Zero-Allocation-Hashing
Zero-Allocation-Hashing copied to clipboard
Document a way for other languages to get the same output for a given input string
The xxHash implementation doesn't produce predictable results when compared to python for strings (as in the given example.
I believe this is due to java's handling of character arrays: https://codeahoy.com/2016/05/08/the-char-type-in-java-is-broken/
We get predictable results when we dump to a byte array instead:
LongHashFunction.xx().hashBytes("test".getBytes())
gets the same output as
xxhash.xxh64('test').intdigest()
which is the result that we'd expect.
We can't figure out how to have the python implementation find the same key for LongHashFunction.xx().hashChars("test")
If there's a way for other languages to get the same output for a given input string, it'd be nice to have it documented.
We can't figure out how to have the python implementation find the same key for LongHashFunction.xx().hashChars("test")
You probably need to encode a string in UTF-16, because that's what essentially the Java's character arrays are.

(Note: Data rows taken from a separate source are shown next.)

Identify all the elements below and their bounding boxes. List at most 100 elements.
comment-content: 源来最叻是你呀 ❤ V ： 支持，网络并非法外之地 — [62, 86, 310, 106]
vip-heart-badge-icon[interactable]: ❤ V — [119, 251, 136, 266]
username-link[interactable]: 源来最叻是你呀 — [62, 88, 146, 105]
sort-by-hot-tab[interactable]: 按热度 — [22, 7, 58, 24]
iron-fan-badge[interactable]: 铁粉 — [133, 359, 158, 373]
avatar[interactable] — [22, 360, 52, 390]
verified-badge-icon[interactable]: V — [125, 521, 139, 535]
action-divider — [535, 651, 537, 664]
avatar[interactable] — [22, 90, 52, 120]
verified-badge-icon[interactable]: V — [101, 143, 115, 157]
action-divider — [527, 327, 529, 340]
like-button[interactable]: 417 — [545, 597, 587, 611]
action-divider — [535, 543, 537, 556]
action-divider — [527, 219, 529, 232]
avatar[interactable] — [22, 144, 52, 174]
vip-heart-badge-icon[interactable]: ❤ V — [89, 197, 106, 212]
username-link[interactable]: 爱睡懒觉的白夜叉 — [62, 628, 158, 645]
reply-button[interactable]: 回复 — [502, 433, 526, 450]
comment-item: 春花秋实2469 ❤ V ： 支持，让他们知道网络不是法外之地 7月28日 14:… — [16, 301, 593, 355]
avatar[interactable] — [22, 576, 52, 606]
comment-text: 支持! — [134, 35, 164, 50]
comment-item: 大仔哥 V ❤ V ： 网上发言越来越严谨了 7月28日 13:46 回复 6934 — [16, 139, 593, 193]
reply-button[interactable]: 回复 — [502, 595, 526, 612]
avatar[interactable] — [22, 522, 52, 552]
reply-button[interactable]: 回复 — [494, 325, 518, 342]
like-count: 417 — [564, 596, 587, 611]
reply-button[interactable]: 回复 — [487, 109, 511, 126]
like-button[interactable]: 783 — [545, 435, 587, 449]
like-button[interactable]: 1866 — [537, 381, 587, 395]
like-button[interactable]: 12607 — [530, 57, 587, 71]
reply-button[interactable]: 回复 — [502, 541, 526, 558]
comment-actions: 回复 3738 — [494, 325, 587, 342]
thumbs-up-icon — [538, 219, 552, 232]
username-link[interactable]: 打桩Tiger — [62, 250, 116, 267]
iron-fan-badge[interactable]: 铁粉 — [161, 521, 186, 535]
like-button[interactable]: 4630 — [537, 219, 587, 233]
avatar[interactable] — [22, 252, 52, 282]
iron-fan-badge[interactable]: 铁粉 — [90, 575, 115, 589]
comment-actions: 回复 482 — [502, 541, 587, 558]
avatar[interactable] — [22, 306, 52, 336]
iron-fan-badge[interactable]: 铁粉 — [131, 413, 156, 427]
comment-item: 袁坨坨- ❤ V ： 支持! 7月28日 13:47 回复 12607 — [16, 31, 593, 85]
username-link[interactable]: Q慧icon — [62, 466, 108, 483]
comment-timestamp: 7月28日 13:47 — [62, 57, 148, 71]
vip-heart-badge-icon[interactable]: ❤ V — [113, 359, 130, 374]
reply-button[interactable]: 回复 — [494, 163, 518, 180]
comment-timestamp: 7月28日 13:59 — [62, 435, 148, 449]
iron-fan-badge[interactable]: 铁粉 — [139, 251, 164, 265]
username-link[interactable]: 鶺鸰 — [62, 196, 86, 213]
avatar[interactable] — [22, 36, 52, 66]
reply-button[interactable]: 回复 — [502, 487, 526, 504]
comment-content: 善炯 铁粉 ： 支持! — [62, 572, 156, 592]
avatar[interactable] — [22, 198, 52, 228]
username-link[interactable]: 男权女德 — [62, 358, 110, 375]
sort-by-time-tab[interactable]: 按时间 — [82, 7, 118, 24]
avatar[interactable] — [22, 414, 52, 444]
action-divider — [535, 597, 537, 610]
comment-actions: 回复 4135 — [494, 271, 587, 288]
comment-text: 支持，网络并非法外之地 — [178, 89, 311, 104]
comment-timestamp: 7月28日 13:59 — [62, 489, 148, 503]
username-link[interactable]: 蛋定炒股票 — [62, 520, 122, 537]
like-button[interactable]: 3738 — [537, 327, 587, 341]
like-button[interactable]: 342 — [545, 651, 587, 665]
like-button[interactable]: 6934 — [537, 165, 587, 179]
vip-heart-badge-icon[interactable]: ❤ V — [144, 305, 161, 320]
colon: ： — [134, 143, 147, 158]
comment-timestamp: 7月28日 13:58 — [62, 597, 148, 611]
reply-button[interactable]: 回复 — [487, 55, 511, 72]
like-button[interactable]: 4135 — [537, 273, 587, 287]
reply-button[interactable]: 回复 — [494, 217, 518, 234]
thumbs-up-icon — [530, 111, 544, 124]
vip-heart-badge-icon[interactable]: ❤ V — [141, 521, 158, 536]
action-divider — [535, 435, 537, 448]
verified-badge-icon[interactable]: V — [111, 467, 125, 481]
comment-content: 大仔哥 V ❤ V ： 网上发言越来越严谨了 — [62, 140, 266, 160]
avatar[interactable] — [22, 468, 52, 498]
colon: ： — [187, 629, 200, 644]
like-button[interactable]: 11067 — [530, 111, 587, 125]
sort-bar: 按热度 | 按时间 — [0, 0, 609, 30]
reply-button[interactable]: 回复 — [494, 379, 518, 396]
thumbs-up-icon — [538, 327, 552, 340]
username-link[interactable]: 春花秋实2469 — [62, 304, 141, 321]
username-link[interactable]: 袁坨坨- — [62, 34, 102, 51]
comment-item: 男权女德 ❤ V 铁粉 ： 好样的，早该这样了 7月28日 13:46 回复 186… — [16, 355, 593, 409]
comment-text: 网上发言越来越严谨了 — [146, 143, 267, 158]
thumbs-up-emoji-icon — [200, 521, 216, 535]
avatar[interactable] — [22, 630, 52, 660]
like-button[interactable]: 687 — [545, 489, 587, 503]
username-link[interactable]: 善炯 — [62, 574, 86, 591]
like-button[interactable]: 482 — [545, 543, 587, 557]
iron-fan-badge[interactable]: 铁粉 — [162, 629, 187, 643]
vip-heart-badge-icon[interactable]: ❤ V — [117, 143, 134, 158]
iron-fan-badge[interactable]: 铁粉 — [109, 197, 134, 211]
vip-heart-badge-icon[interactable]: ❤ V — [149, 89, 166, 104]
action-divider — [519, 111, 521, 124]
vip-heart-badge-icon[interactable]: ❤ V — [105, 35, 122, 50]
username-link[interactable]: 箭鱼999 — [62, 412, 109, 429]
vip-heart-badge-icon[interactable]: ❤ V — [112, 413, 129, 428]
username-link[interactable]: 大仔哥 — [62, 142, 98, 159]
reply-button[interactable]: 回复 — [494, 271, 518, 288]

Also would need byte order, though.
anyone been able to provide this? we would be interested in this as well.
We had the same issue, except with nodejs.
In the end what produced the same hash was:
LongHashFunction.xx(123).hashBytes("teststring".getBytes("UTF-8"))
and in nodejs:
const hash = XXHash.hash64(Buffer.from('teststring', 'utf-8'), 123);
const hashValue = hash.readBigUInt64LE();
I hope this helps someone in the future.
This should not be an issue.
the default encoding in different languages are not same. to get the same hash result, the binary layout of the input must be exactly same, so select a well defined encoding codec before hash.